Rev Lebaredian, Vice President of Omniverse and Simulation Technology at NVIDIA, notes in the report that industrial and physical AI originate in simulation, where they can be tested and validated before real-world implementation.

“By bridging the gap between the digital and physical worlds, major industries are paving the way for software-defined, autonomous intelligent manufacturing,” Lebaredian adds.

Helenio Gilabert, Global Director of Offer Creation in Industrial Automation at Schneider Electric, warns about the urgency of starting with digitalization before automating. “Without automation, there can be no intelligence over it. To fully leverage AI and digital twins, a clear digitalization strategy must be defined first,” Gilabert advises.

Virtual Testing through Digital Twins

The report emphasizes that virtual testing through digital twins is crucial for developing resilient autonomous systems. Refining processes in virtual environments reduces errors and improves efficiency before real-world application.

Key Questions and Answers

  • Q: What is the significance of AI and digital twins in manufacturing?

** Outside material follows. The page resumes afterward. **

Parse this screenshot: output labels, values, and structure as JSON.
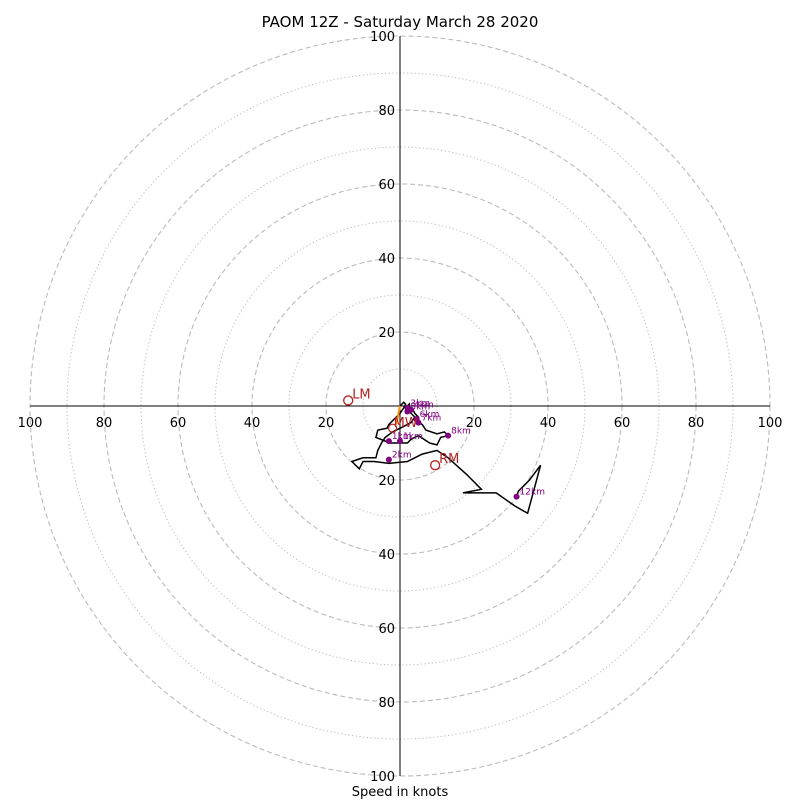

    A: AI and digital twins are transforming manufacturing by enhancing efficiency, adaptability, and resilience. They enable the creation of anticipatory, human-centric, and sustainable businesses.

  • Q: Why is it important not to delay AI and digital twin adoption?

    A: Delaying AI and digital twin adoption could jeopardize manufacturers’ competitiveness, as these technologies are crucial for future-ready businesses.

  • Q: How do digital twins contribute to manufacturing resilience?

    A: Digital twins act as a real-time data fabric, synchronizing information to provide predictive insights and operational resilience.

  • Q: What role does human experience play in this AI-driven manufacturing era?

    A: Human experience remains central to decision-making, as AI takes on data analysis and process optimization tasks.

  • Q: Why is digitalization crucial before automating manufacturing processes?

    A: A clear digitalization strategy must be defined before automating, as it lays the foundation for leveraging AI and digital twins effectively.